Compression is an alibi;
Dense earth puddling
And flowers suffering
For there is no space to grow
Until Worm makes its way
Casting its gold
Into trueness of soil
With no damage plan
Becoming the end of the road.
Gardening is for lovers
It is not for somebody who hates the world,
Cant stand to wait
Intermingling with chaos
In a fabric of life.
Gardening is for those who see the world,
Smell the sun,
Walk around with silent footsteps
To not scare the birds
Who sing so beautifully
For worms beneath the earth.
Gardening is for those who feel the wind,
A sweet summer lustre
Mixed with tobacco falsettos
Amongst little poplars.
Gardening is for the lovers
Who sit down side by side
And smile amidst sunflowers and cabbage
Like the silty loam soil
Made them to be.
You know, last night
I was walking through the briar patch
Thick as a skunks tail it was
And there before me was a glowing patch
Of juniper berries
I kid you not!
So I dug and I tugged
And I squeezed and I slid
I bent and I stretched
Until I made it through that prickly ol patch
And beheld those junipers
And boy did they taste good!
Sure is a change to the worms and beetles
And fiddleheads I’ve been finding
I sat right down and ate each juniper berry
One by one, plucked off the branch
Until they were all gone
And as I dug and tugged
And squeezed and slid
And bent and stretched my way out of there
Guess if I had a smile on my face or not?

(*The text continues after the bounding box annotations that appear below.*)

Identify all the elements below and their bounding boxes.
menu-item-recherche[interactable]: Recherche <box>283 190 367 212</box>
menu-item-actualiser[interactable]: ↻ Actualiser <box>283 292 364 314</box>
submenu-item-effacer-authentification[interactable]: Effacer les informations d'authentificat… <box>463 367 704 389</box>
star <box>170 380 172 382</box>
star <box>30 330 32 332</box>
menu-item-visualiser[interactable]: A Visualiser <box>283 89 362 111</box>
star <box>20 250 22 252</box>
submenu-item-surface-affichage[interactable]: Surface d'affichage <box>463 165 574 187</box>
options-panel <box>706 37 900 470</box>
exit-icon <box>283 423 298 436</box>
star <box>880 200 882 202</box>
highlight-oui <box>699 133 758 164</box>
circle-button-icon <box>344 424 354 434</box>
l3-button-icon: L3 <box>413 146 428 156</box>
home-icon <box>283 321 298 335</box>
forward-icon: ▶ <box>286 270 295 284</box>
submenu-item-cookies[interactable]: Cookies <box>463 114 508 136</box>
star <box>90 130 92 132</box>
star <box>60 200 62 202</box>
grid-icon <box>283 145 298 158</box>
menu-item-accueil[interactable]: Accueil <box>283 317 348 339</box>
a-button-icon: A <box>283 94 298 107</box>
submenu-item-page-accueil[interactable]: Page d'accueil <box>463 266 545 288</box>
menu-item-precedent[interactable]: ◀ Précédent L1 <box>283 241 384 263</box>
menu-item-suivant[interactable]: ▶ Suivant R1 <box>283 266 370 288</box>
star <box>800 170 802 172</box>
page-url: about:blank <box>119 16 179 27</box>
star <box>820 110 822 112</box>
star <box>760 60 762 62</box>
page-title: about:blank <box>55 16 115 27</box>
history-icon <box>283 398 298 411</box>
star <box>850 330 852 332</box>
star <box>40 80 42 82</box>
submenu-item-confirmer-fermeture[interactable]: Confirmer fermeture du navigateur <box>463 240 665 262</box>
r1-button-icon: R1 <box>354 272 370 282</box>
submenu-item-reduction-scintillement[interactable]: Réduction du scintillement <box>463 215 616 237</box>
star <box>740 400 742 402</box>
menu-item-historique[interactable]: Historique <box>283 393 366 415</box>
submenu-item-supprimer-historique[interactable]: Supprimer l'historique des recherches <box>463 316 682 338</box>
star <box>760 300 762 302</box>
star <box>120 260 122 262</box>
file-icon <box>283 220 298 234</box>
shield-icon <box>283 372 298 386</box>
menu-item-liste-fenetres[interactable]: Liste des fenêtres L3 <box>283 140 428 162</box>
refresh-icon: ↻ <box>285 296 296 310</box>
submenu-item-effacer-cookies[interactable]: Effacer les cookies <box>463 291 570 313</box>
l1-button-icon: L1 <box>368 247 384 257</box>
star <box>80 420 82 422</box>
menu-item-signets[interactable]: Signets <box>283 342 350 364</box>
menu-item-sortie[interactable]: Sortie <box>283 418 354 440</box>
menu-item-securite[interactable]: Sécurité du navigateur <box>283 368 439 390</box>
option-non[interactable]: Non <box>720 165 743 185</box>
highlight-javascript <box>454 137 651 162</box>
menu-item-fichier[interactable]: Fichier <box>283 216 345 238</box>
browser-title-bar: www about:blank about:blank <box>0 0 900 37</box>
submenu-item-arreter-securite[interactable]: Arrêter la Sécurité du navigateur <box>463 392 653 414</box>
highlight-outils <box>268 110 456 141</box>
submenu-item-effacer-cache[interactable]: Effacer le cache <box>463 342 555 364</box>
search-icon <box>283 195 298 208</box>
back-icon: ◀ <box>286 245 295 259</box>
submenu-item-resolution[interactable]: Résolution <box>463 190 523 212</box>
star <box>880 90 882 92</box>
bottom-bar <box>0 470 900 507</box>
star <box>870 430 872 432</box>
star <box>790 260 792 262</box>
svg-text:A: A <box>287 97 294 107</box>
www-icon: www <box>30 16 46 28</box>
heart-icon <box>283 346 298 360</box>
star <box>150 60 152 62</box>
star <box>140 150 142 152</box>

There was no moon at midnight
And my road was clambering on
I saw what appeared to be shadows
But from what direction I could not see the source
Nor could I understand their movement
For my breath was beating strongly
Inside my mind that couldn’t sit still.
They say whenever you’re lonely
To hug a tree in the woods,
That everything will be better
Once you listen to the wind through leaves.
But my footsteps weren’t taking me there
My trees were full of eyes
That growled when I got too close
My fire had died down to a whisper
Which danced away upon every breath
That beat so wildly inside.
I tried turning my back to the fire
So I could let my eyes adjust to darkness
Cold dampness swept into my chest
That left my fingers clinching at the dirt
I sat cross-legged on ash
That was surely trying to make it’s way
Up the inside of my leg
Like slowly crawling worms
With no direction home.
My fingers felt like dust
Long gone into a night with no end.
Slowly my eyes began to make out a hue of indigo
Through the trees that crept ever closer
With a faint scent of a silhouette
That began to sing me a song
Reminding me of Joan Baez singing acapella
Which always led me to Bob Dylan
And one of his nearly alarming harmonica solos.
Stars began to blink at me
Through gusting fog that sped
As fast as the dying harmonica sounds.
I could begin to see markings
Upon the bark of the nearest Douglas Fir trees
Bark so thick that my hands impulsively
Rubbed each other
Acutely feeling dusty skin on the back of my hands
As life began to seep back into them,
Shocked one too many times
From the dark night that lay behind.
I pulled my wool blanket closer
Remembering I am a warrior
I am made of two hard feet
That carry me on through a winding
Needle covered path
Weaving past lagoons and over boulders
Over roots and upon grass
Sometimes lost and always home
And rusty feathers settled beside me
Wishing me goodnight, so I fell asleep.
In the end of all of it I had a reason.
There were two dots crossed off a long list of imaginations
And the cowboy had everything left to lose should it fail.
But that wasn’t the event there that day, you see,
A long riflesman came staggering in as the town watched
Thinking to themselves about a memory they all-to-quickly refused to listen to.
I couldn’t help but think that I was an envelope,
A whisper sealed away awaiting some sort of lucky ticket holder.
My eyes remained calm as time’s length pushed on.
Crimson was the colour of noon’s high sun.
Picking pockets like a Bazaar thief in Catholic quarters;
The city clinched tighter.
There once was an island inside of my dreams,
Floating with unseen amounts of impossibilities.
I was homesick. I wasn’t allowed to be there anymore.
So for now they sang, in cool shade of a willow tree.
And a stable meant for their local butcher
Fed the gatherers, who all at once came.
Dust kicked up my hallow heart’s worms and sheered into the edge;
At once I was offered fine takings
And imagined I was an elder.
Summer air and little drops
That puddle jump night to sleep.
From every lair come out great worms
Slithering through fresh mud.
Slugs depart on epic journeys
Across deep dark blacktop oceans.
And as all things growing
Freshness from great rains,
Morning brings what can be called
A horticulturalists most desirable dream.